Friday, July 16, 2010

The Case for Cutting Military Spending

On January 17, 1961, President Dwight David Eisenhower, the thirty-fourth President of the United States and the respected general of World War II, gave his farewell address to the nation. In his address, Eisenhower was ending his career in public service and made some remarks about the future of this nation, particularly of the growing industry of solely building armaments. He claimed, "this conjunction of an immense military establishment and a large arms industry is new in the American experience," and that it encompassed all aspects of American life. Eisenhower saw that this new mindset came out of the Cold War but also insisted that it was something that must have a close eye kept on it, saying "In the councils of government, we must guard against the acquisition of unwarranted influence, whether sought or unsought, by the military-industrial complex. The potential for the disastrous rise of misplaced power exists and will persist. We must never let the weight of this combination endanger our liberties or democratic processes."

Almost fifty years after President Eisenhower spoke of the dangers of the military industrial complex and twenty-one years after the fall of the Soviet Union, the United States is now crippled by the very thing that pragmatic general had warned us of. In 2010, the Department of Defense released its budget is $663.8 billion, which is an increase from the $513.3 billion that was used in 2009. Next year, that number is expected to increase to over $700 billion, making the amount of discretionary spending for the Department of Defense for the year of 2011, more costly than the 2008 bailout of AIG, Lehman Brothers and Goldman Sachs.

Like the bailout, the United States has become the personal ATM for armament companies like Lockheed Martin and Boeing to build an excessive amount of arms. Meanwhile currently, our country's education budget is at $63.7 billion, only ten percent of the whole Defense Department spending. This week on Capitol Hill, there is a debate over extending unemployment benefits, and if the unemployment rate stays at the rate than it is, then the bill should only cost $8.5 billion, little over one percent of the Defense Department's budget. As a result currently, the country is facing a deblitating deficit of $1 trillion.

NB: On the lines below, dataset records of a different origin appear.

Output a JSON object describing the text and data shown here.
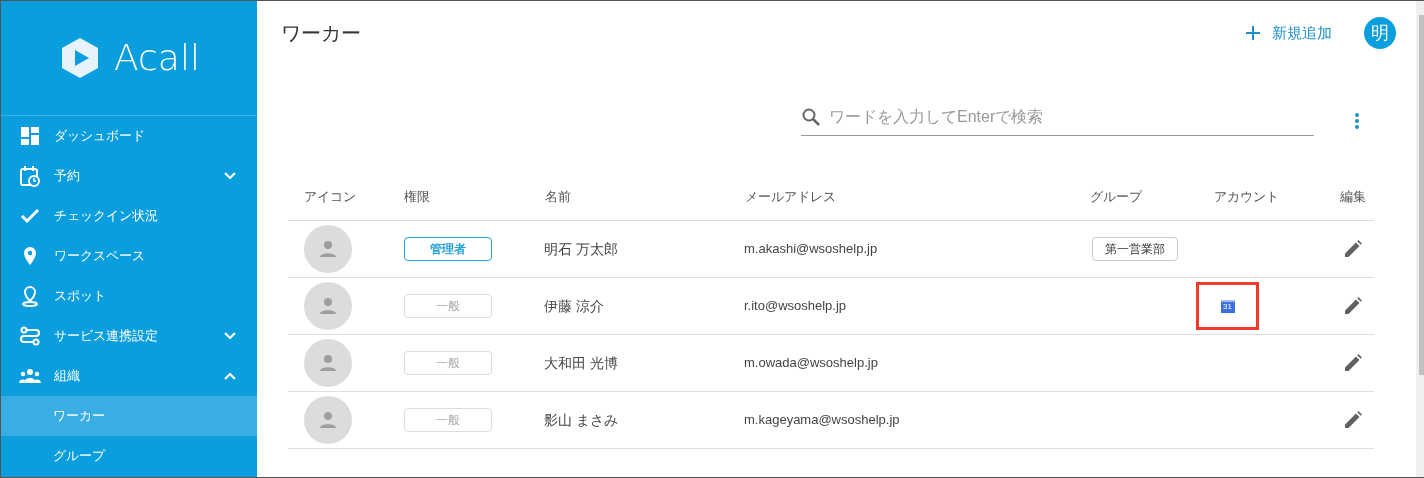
{
  "sidebar": {
    "logo": {
      "text": "Acall"
    },
    "items": [
      {
        "label": "ダッシュボード",
        "selected": false
      },
      {
        "label": "予約",
        "expanded": false,
        "selected": false
      },
      {
        "label": "チェックイン状況",
        "selected": false
      },
      {
        "label": "ワークスペース",
        "selected": false
      },
      {
        "label": "スポット",
        "selected": false
      },
      {
        "label": "サービス連携設定",
        "expanded": false,
        "selected": false
      },
      {
        "label": "組織",
        "expanded": true,
        "selected": false,
        "children": [
          {
            "label": "ワーカー",
            "selected": true
          },
          {
            "label": "グループ",
            "selected": false
          }
        ]
      }
    ]
  },
  "header": {
    "title": "ワーカー",
    "add_button": "新規追加",
    "user_avatar": "明"
  },
  "search": {
    "placeholder": "ワードを入力してEnterで検索"
  },
  "table": {
    "columns": [
      "アイコン",
      "権限",
      "名前",
      "メールアドレス",
      "グループ",
      "アカウント",
      "編集"
    ],
    "rows": [
      {
        "role": "管理者",
        "admin": true,
        "name": "明石 万太郎",
        "email": "m.akashi@wsoshelp.jp",
        "group": "第一営業部"
      },
      {
        "role": "一般",
        "admin": false,
        "name": "伊藤 涼介",
        "email": "r.ito@wsoshelp.jp",
        "account": {
          "kind": "calendar",
          "label": "31",
          "highlighted": true
        }
      },
      {
        "role": "一般",
        "admin": false,
        "name": "大和田 光博",
        "email": "m.owada@wsoshelp.jp"
      },
      {
        "role": "一般",
        "admin": false,
        "name": "影山 まさみ",
        "email": "m.kageyama@wsoshelp.jp"
      }
    ]
  }
}
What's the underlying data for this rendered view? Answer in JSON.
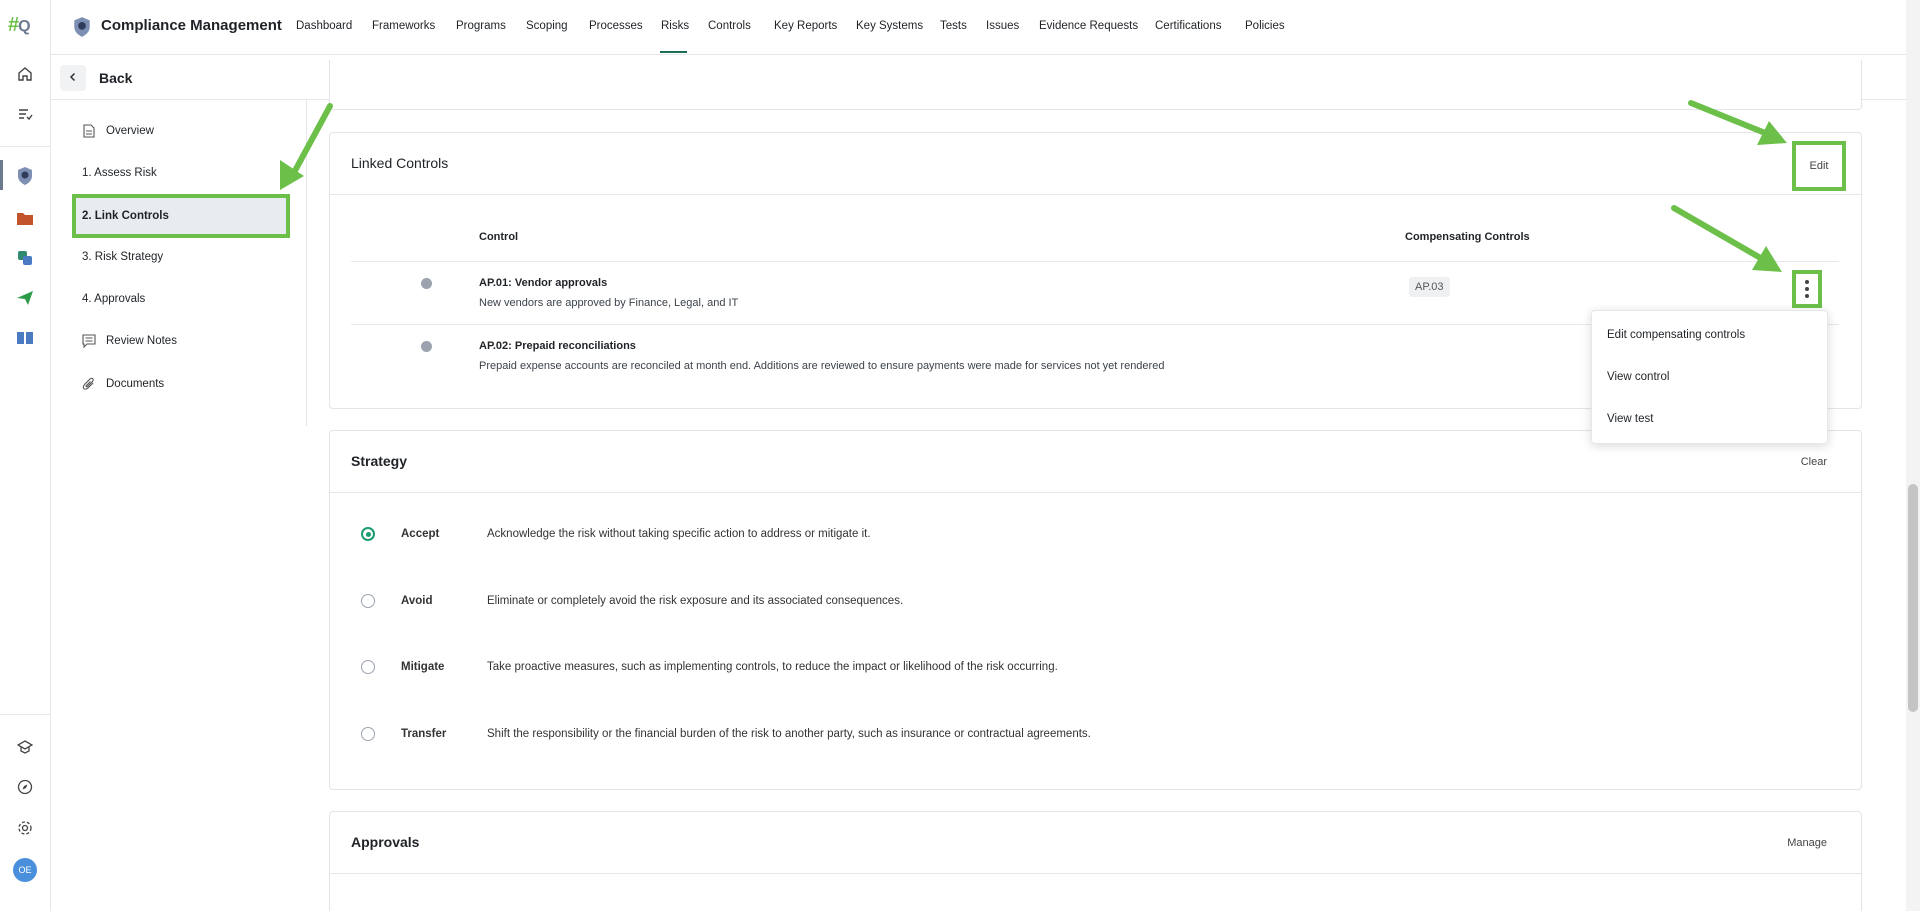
{
  "rail": {
    "logo_main": "#",
    "logo_sub": "Q",
    "avatar_initials": "OE"
  },
  "header": {
    "app_title": "Compliance Management",
    "nav": [
      "Dashboard",
      "Frameworks",
      "Programs",
      "Scoping",
      "Processes",
      "Risks",
      "Controls",
      "Key Reports",
      "Key Systems",
      "Tests",
      "Issues",
      "Evidence Requests",
      "Certifications",
      "Policies"
    ],
    "active_nav": "Risks"
  },
  "back": {
    "label": "Back"
  },
  "sidebar": {
    "items": [
      {
        "label": "Overview",
        "icon": "document-icon"
      },
      {
        "label": "1. Assess Risk",
        "icon": ""
      },
      {
        "label": "2. Link Controls",
        "icon": ""
      },
      {
        "label": "3. Risk Strategy",
        "icon": ""
      },
      {
        "label": "4. Approvals",
        "icon": ""
      },
      {
        "label": "Review Notes",
        "icon": "comment-icon"
      },
      {
        "label": "Documents",
        "icon": "paperclip-icon"
      }
    ],
    "active_index": 2
  },
  "linked_controls": {
    "title": "Linked Controls",
    "edit_label": "Edit",
    "columns": {
      "control": "Control",
      "compensating": "Compensating Controls"
    },
    "rows": [
      {
        "title": "AP.01: Vendor approvals",
        "description": "New vendors are approved by Finance, Legal, and IT",
        "compensating": "AP.03"
      },
      {
        "title": "AP.02: Prepaid reconciliations",
        "description": "Prepaid expense accounts are reconciled at month end. Additions are reviewed to ensure payments were made for services not yet rendered",
        "compensating": ""
      }
    ],
    "menu": [
      "Edit compensating controls",
      "View control",
      "View test"
    ]
  },
  "strategy": {
    "title": "Strategy",
    "clear_label": "Clear",
    "options": [
      {
        "label": "Accept",
        "description": "Acknowledge the risk without taking specific action to address or mitigate it.",
        "selected": true
      },
      {
        "label": "Avoid",
        "description": "Eliminate or completely avoid the risk exposure and its associated consequences.",
        "selected": false
      },
      {
        "label": "Mitigate",
        "description": "Take proactive measures, such as implementing controls, to reduce the impact or likelihood of the risk occurring.",
        "selected": false
      },
      {
        "label": "Transfer",
        "description": "Shift the responsibility or the financial burden of the risk to another party, such as insurance or contractual agreements.",
        "selected": false
      }
    ]
  },
  "approvals": {
    "title": "Approvals",
    "manage_label": "Manage"
  },
  "colors": {
    "accent_green": "#6cc04a",
    "brand_teal": "#1a6f57",
    "radio_green": "#1a9c73"
  }
}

There are some who say that it is an absolutely necessity to continue indiscretionary military spending and while it is true that there is a need to maintain our security, most other countries spend only a fraction of what the United States Spends. Case in point, Britain, who has the second most powerful military in the world and is the closest ally of the United States, spends only 5.8% towards the Ministry of Defence. Meanwhile Russia, perhaps the only true existential threat to the United States of America, spends the equivalent of only $46.8 billion. As for North Korea, Iran and other countries presented to be an existential threat, combined they make up little more than one percent of the entire military spending of the world.

By cutting the Defense budget, even if by only shaving off the first $100 billion, the United States can help to offset the crippling debt that so many deficit hawks in Congress and in the Tea Party worry about. In addition if the budget is slashed in half, the United States would still have more arms than Russia and Britain combined and afford to create a system of community service where college students can spend two years performing community service, joining the military, Americorps or the Peace Corps to help pay for their education as well as have an instilled sense of duty to improving their country.

Currently, the US is facing an economic crisis in ways that it has never faced before. With a dwindling Middle Class, many families find it harder to own a home, save for retirement and send their children to college. In addition, the crippling cost of the military industrial complex engorges our deficit higher than any health care program or financial recovery ever could. Meanwhile, with no significant infrastructure, there is little to export to pay for our insatiable need to consume. However, by reasonably scaling back our military spending, the United States can work to move towards securing its future from foreign invaders or the domestic terrorism of generational theft.